Tydzień temu byłam na bardzo miłym, babskim spotkaniu. Rozmawiałyśmy przez cztery godziny, no i oczywiście jadłyśmy:) Wiem, że, jak przystało na babski meeting, cztery godziny to bardzo mało, jak na pogadanki:) Bywałam na takich, gdzie usta nie zamykały nam się przez całą noc:) Spotkanie w gronie Amerykanek udało się jednak. Było kulturalnie, miło i smakowicie;)
W ubiegłym tygodniu mieliśmy kilku gości. Teraz to dopiero zażywam prawdziwego życia...gdzie?...w kuchni:) Gotuję, gotuję i gotuję. Powiem szczerze, że bardzo to polubiłam. Ludzie, którzy do nas zachodzą, chyba też, bo ostatnio coraz częściej widuję ich w naszym mieszkaniu:)
Dzisiaj mieliśmy huczną imprezę w naszym kościele. Nasz młody wiekiem pastor kończył 30 lat, a zbór obchodził druga rocznicę powstania.

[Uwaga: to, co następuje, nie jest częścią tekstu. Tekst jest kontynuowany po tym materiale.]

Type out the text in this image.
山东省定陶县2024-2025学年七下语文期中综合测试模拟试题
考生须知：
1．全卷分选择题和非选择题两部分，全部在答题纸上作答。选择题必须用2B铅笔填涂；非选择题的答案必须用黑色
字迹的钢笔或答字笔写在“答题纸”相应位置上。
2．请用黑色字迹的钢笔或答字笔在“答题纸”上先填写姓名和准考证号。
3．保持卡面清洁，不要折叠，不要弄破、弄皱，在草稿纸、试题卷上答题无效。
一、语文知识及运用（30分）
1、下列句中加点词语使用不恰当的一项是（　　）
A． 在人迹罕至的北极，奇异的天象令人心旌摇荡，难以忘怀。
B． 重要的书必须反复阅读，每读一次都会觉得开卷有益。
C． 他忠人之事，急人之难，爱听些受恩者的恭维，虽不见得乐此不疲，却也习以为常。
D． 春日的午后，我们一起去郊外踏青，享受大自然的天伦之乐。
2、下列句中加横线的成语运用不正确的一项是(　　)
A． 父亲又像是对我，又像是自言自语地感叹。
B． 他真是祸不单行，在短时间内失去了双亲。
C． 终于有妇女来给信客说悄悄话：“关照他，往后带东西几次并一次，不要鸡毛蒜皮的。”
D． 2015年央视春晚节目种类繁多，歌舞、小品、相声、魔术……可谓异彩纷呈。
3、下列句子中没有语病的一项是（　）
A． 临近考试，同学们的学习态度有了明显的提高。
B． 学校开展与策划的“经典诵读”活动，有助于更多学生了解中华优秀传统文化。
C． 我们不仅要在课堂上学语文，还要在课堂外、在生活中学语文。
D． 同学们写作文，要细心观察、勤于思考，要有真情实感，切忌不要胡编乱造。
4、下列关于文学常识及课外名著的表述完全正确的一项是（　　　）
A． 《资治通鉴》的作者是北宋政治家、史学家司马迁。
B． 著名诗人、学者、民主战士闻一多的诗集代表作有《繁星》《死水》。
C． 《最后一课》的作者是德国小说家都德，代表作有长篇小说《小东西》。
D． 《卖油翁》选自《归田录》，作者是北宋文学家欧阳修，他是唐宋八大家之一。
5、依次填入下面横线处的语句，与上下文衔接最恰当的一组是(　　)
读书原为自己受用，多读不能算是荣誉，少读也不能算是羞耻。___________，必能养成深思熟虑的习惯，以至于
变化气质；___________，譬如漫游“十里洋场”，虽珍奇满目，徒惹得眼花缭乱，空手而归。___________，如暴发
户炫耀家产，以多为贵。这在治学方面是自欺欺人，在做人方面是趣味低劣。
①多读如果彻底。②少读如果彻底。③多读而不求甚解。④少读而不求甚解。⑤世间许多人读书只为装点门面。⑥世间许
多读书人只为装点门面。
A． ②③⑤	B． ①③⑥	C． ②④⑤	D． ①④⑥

Po nabożeństwie, każdy mógł sie najeść do syta. Serwowano potrawy meksykańskie. Nawet Abi zjadła sporo mięsa z jakimiś tam przyprawami.
W Ameryce panuje taki zwyczaj, że na okrągłe urodziny każdy z zaproszonych gości może przygotować śmieszną historię o jubilacie. My z Kubą zastanawialiśmy się co powiedzieć, ale doszliśmy do wniosku, że chyba aż tak dobrze to ludzi jeszcze nie znamy:)
Potem wszystkie dzieci, uderzały specjalym kijkiem w wielką papryczkę chili zawieszoną na suficie i wypełnioną kilkoma kilogramami cukierków, lizaków, i gum do żucia. Abi starała się na rękach Kuby uderzać ze wszystkich swoich sił, jednak po wielu staraniach, jej starsza imienniczka rozerwała paprykę i wszystkie dzieci rzuciły się na podłogę po swoją zdobycz, Abi rzecz jasna też, choć bałam się przez moment, że ją stratują:) Wielkim zaskoczeniem było dla mnie, że kilka dzieci podeszło do niej i dało jej swoje cukierki, wzruszyłam się jednym słowem;)
A teraz coś o mnie... Czuję się tak jakoś inaczej niż zwykle, postanowiłam, że każdego wieczoru, jak to tylko możliwe będę słuchać kazań polskich kaznodziejów. I słucham ich sobie już tak z dwa tygodnie, a nawet więcej. Jednym się mogę podzielić, moje pojmowanie pewnych spraw zmieniło się o 180 stopni. Myślę pozytywnie, jestem uśmiechnięta, szczęśliwa, wypełniona nadzieją, choć dookoła sprawy bardzo różnie się mają. I o to chyba chodzi, że pomimo problemów zachowujesz radość, bo masz przy sobie TEGO, który panuje nad każdą przeciwnością. Jezus zabiera wszelki niepokój z mojego serca, strach i przygnębienie, i w ten sposób mogę uczyć się wiary.
U nas w West Lafayette coraz częściej świeci słońce i śpiewają ptaki, więc WIOSNA za pasem. Ta myśl też sprawia, że chce się żyć! I to tyle na dzisiaj...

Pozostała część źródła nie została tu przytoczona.